HJ: There’s no real question that lifestyle is the most significant determinant of health and disease in the Western world. Health doesn’t come from a bottle, it comes from the daily decisions about what foods we put in our mouths, how we move our bodies, and what we think about.

Truly healthy societies don’t get that way because of their “disease-care systems” (that is, what’s available when someone has already gotten a disease). Instead, they enable and support lifestyles that promote health.

When we look at populations around the globe, we see very clearly that rates of disease vary based on how much processed food and how much animal-based food they consume.

The closer a society is to a whole food, plant-based diet, the healthier, longer-living, and more vigorous its members.

And through studies of twins and immigrants, we know that lifestyle has a far greater impact on health than genetics.

cover of wholeBT: What is a quick summary of the diet and health advice that came out of your research?

HJ: Consume plant-based foods in forms as close to their natural state as possible (“whole” foods). Eat a variety of vegetables, fruits, raw nuts and seeds, beans and legumes, and whole grains. Avoid heavily processed foods and animal products. Stay away from added salt, oil, and sugar. Aim to get 80 percent of your calories from carbohydrates, 10 percent from fat, and 10 percent from protein.

BT: What is a quick summary for holistic thinking about science in general you could leave readers of this blog with?

HJ: If we want to create a sustainable world, then we need to embrace and promote holistic thinking. Another word for this is “systems thinking.”

Many sustainability advocates are familiar with permaculture, which is perhaps the ultimate in systems thinking. Permaculturalists seek to create systems that can thrive based on the higher logic of their own complexity and diversity, rather than relying on constant human management and control.

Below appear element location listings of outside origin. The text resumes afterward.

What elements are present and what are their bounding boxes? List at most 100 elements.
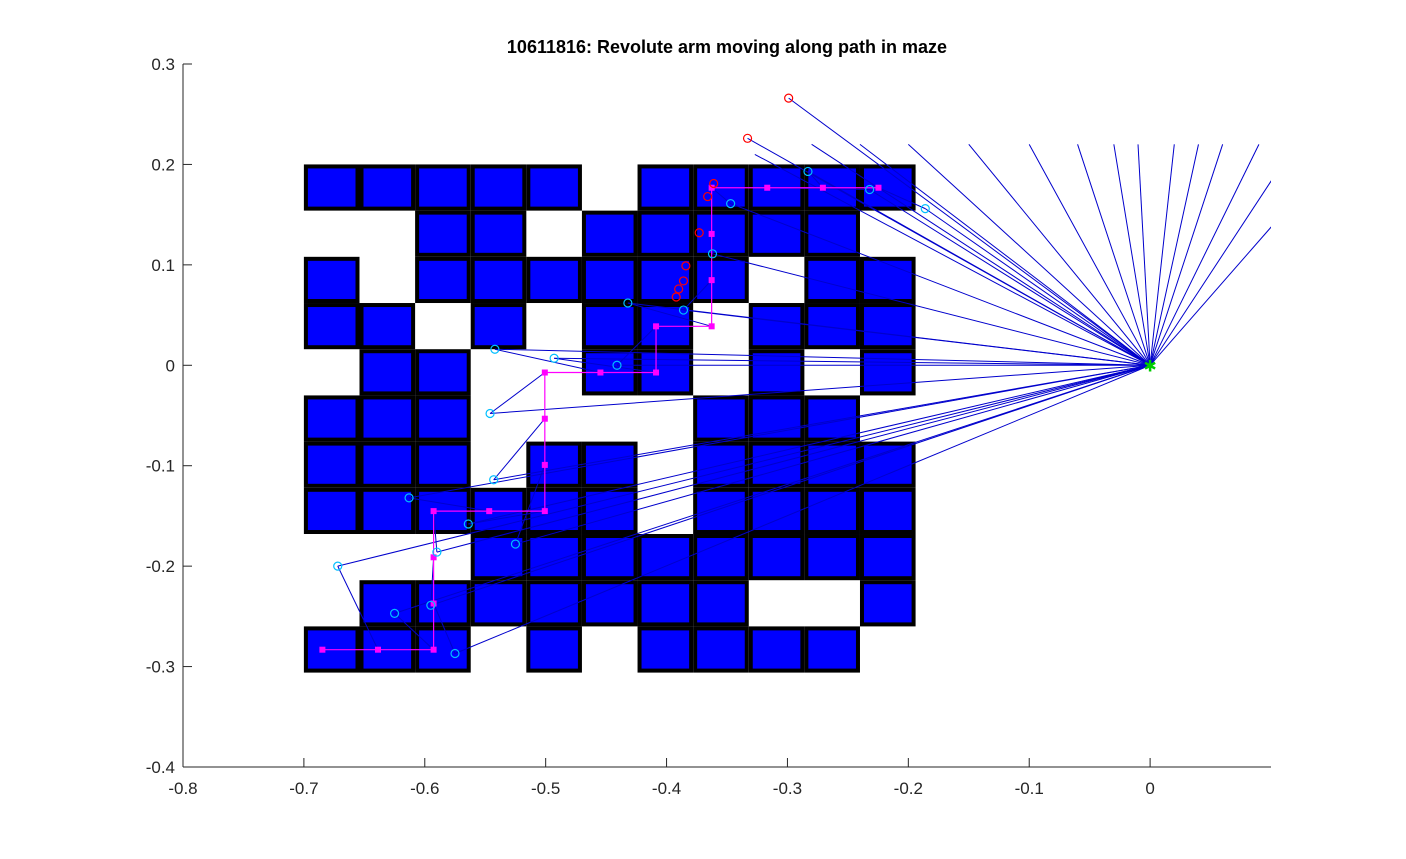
maze-cell xyxy=(474,307,523,346)
maze-cell xyxy=(307,260,356,300)
x-tick-label: -0.7 xyxy=(289,779,318,798)
arm-link xyxy=(454,364,1151,654)
arm-link xyxy=(468,364,1151,525)
arm-link xyxy=(490,364,1151,414)
maze-cell xyxy=(419,399,467,438)
forearm-link xyxy=(494,348,601,374)
maze-cell xyxy=(419,168,467,207)
path-waypoint xyxy=(764,184,771,191)
forearm-link xyxy=(468,510,545,525)
maze-cell xyxy=(363,307,412,346)
maze-cell xyxy=(863,445,912,484)
path-waypoint xyxy=(430,600,437,607)
maze-cell xyxy=(474,168,523,207)
x-tick-label: -0.8 xyxy=(168,779,197,798)
path-waypoint xyxy=(430,508,437,515)
maze-cell xyxy=(863,491,912,531)
elbow-marker xyxy=(726,198,736,209)
arm-link xyxy=(968,144,1151,366)
elbow-marker xyxy=(612,360,622,370)
arm-link xyxy=(1149,144,1224,366)
arm-link xyxy=(337,364,1151,567)
path-waypoint xyxy=(541,369,548,376)
joint-markers: ✱ xyxy=(333,93,1157,659)
forearm-link xyxy=(683,279,713,311)
y-tick-label: -0.3 xyxy=(146,658,175,677)
maze-cell xyxy=(530,538,578,577)
maze-cell xyxy=(307,445,356,484)
elbow-marker xyxy=(485,408,495,419)
path-waypoint xyxy=(374,646,381,653)
maze-cell xyxy=(697,630,745,669)
path-waypoint xyxy=(875,184,882,191)
maze-cell xyxy=(863,538,912,577)
maze-cell xyxy=(474,584,523,623)
x-tick-label: -0.6 xyxy=(410,779,439,798)
arm-link xyxy=(394,364,1151,614)
path-waypoint xyxy=(541,461,548,468)
elbow-marker xyxy=(404,493,414,503)
path-waypoint xyxy=(708,230,715,237)
y-tick-label: 0.3 xyxy=(151,55,175,74)
end-effector-marker xyxy=(742,133,753,143)
chart-title: 10611816: Revolute arm moving along path… xyxy=(507,37,947,57)
x-tick-label: -0.4 xyxy=(652,779,681,798)
forearm-link xyxy=(878,187,926,210)
maze-cell xyxy=(641,630,690,669)
x-tick-label: -0.1 xyxy=(1015,779,1044,798)
maze-cell xyxy=(530,584,578,623)
maze-cell xyxy=(697,491,745,531)
elbow-marker xyxy=(426,600,436,610)
maze-cell xyxy=(419,353,467,392)
base-marker: ✱ xyxy=(1143,356,1156,375)
forearm-link xyxy=(493,418,546,481)
maze-cell xyxy=(419,445,467,484)
arm-link xyxy=(430,364,1151,606)
x-tick-label: -0.5 xyxy=(531,779,560,798)
maze-cell xyxy=(307,168,356,207)
maze-cell xyxy=(530,168,578,207)
elbow-marker xyxy=(865,184,875,195)
maze-cell xyxy=(863,260,912,300)
arm-link xyxy=(788,97,1151,366)
elbow-marker xyxy=(432,547,442,557)
elbow-marker xyxy=(490,344,500,354)
maze-cell xyxy=(697,538,745,577)
maze-cell xyxy=(363,353,412,392)
y-tick-label: 0.1 xyxy=(151,256,175,275)
end-effector-marker xyxy=(681,261,691,271)
maze-cell xyxy=(808,491,856,531)
maze-cell xyxy=(474,538,523,577)
maze-cell xyxy=(585,538,634,577)
forearm-link xyxy=(627,302,712,327)
maze-cell xyxy=(752,538,801,577)
forearm-link xyxy=(514,464,546,545)
x-tick-label: -0.2 xyxy=(894,779,923,798)
arm-link xyxy=(1028,144,1151,366)
arm-link xyxy=(924,208,1151,366)
maze-cell xyxy=(752,214,801,253)
arm-link xyxy=(436,364,1151,553)
arm-link xyxy=(1149,144,1175,366)
end-effector-marker xyxy=(671,292,681,302)
arm-link xyxy=(1113,144,1151,366)
maze-cell xyxy=(808,630,856,669)
path-waypoint xyxy=(708,323,715,330)
maze-cell xyxy=(585,260,634,300)
forearm-link xyxy=(408,497,490,512)
path-waypoint xyxy=(653,369,660,376)
axes: -0.8 -0.7 -0.6 -0.5 -0.4 -0.3 -0.2 -0.1 0 0.3 0.2 0… xyxy=(146,55,1271,798)
forearm-link xyxy=(433,603,456,654)
elbow-marker xyxy=(489,475,499,485)
maze-cell xyxy=(585,584,634,623)
y-tick-label: -0.4 xyxy=(146,758,175,777)
path-waypoint xyxy=(541,508,548,515)
forearm-link xyxy=(337,565,379,650)
arm-link xyxy=(1149,180,1271,366)
maze-cell xyxy=(697,399,745,438)
path-waypoint xyxy=(708,184,715,191)
maze-cell xyxy=(752,399,801,438)
arm-link xyxy=(869,189,1151,366)
maze-cell xyxy=(363,445,412,484)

Our own bodies are unimaginably complex creations made up of unimaginably complex organs which are made up of unimaginably complex cells, and so on down to molecules, atoms, and subatomic particles. This is why a plant-based diet can improve many factors of your life, including reducing your risk for certain lifestyle diseases, and can also help improve your skin.

Each of us is part of a complex family structure, a community, a society, an ecosystem, a biosphere, a planetary family, a solar system, a galaxy, and so on to infinity.

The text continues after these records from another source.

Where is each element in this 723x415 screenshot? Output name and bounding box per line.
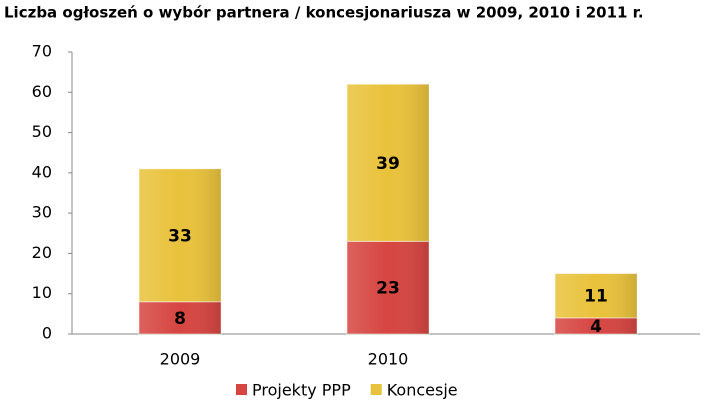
bar-shade bbox=[139, 301, 221, 334]
chart-title: Liczba ogłoszeń o wybór partnera / konce… bbox=[4, 4, 644, 22]
y-tick-label: 20 bbox=[32, 243, 52, 262]
bar-shade bbox=[347, 84, 429, 242]
x-tick-label: 2009 bbox=[160, 350, 201, 369]
data-label: 33 bbox=[168, 226, 192, 246]
x-tick-label: 2010 bbox=[368, 350, 409, 369]
y-tick-label: 0 bbox=[42, 324, 52, 343]
y-tick-label: 10 bbox=[32, 283, 52, 302]
data-label: 39 bbox=[376, 154, 400, 174]
bar-shade bbox=[139, 168, 221, 302]
bar-shade bbox=[347, 241, 429, 334]
legend-label: Koncesje bbox=[387, 381, 458, 400]
y-tick-label: 60 bbox=[32, 82, 52, 101]
legend-label: Projekty PPP bbox=[252, 381, 351, 400]
y-tick-label: 70 bbox=[32, 42, 52, 61]
y-tick-label: 50 bbox=[32, 122, 52, 141]
data-label: 23 bbox=[376, 279, 400, 299]
y-tick-label: 30 bbox=[32, 203, 52, 222]
data-label: 11 bbox=[584, 287, 608, 307]
data-label: 4 bbox=[590, 317, 602, 337]
legend-swatch bbox=[236, 384, 247, 395]
data-label: 8 bbox=[174, 309, 186, 329]
y-tick-label: 40 bbox=[32, 162, 52, 181]
bar-shade bbox=[555, 317, 637, 334]
bar-shade bbox=[555, 273, 637, 318]
legend-swatch bbox=[370, 384, 382, 395]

Any science that does not tremble in awe and wonder and appreciation for these vast wholes within wholes, and does not attempt to relate its detailed discoveries back to these wholes for meaning and context, cannot help us move to a more just, healthy, and sustainable world.

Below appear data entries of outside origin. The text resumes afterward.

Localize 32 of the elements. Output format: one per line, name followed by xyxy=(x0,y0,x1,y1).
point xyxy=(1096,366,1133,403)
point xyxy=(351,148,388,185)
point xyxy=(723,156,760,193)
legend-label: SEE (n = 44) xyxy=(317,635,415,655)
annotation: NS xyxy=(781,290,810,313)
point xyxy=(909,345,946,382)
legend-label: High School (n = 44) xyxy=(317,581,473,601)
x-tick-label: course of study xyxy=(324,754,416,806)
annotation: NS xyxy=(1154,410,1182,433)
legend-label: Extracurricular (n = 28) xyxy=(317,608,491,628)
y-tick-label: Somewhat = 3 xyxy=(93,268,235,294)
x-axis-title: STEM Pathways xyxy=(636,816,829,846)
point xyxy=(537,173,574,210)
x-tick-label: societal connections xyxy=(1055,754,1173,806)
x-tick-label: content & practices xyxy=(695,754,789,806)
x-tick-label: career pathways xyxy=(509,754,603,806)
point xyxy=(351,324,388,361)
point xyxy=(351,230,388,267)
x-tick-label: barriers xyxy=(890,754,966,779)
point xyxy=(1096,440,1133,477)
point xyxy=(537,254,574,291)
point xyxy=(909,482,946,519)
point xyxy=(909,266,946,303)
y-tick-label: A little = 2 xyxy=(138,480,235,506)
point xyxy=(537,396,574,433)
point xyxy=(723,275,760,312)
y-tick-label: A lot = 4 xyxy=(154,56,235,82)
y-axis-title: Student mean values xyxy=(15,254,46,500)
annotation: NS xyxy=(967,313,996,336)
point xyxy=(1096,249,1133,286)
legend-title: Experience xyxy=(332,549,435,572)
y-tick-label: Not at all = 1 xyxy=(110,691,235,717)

Brian Toomey is the owner of JB Web Analytics, and an occasional contributor to sustainablog.

Top image credit: fensterbme via photopin cc

5 comments
  1. monica monedero

    I would love to see more published information on the affects of dairy in the diet. For example: showing how eating dairy with fruits and vegetables might block some of the absorption of the nutrients in the produce.

  2. John Hilliard

    “the reductionist paradigm that has turned most of science into a myopic, fundamentalist pursuit of trivia at the expense of the big picture, and the immense and subtle power wielded by big business to maintain that paradigm and keep the rest of us confused and compliant”.

    You are denigrating evidence based knowledge. You are leading people astray in order to sell your book and your agenda. Too bad. I am sorry you wrote this.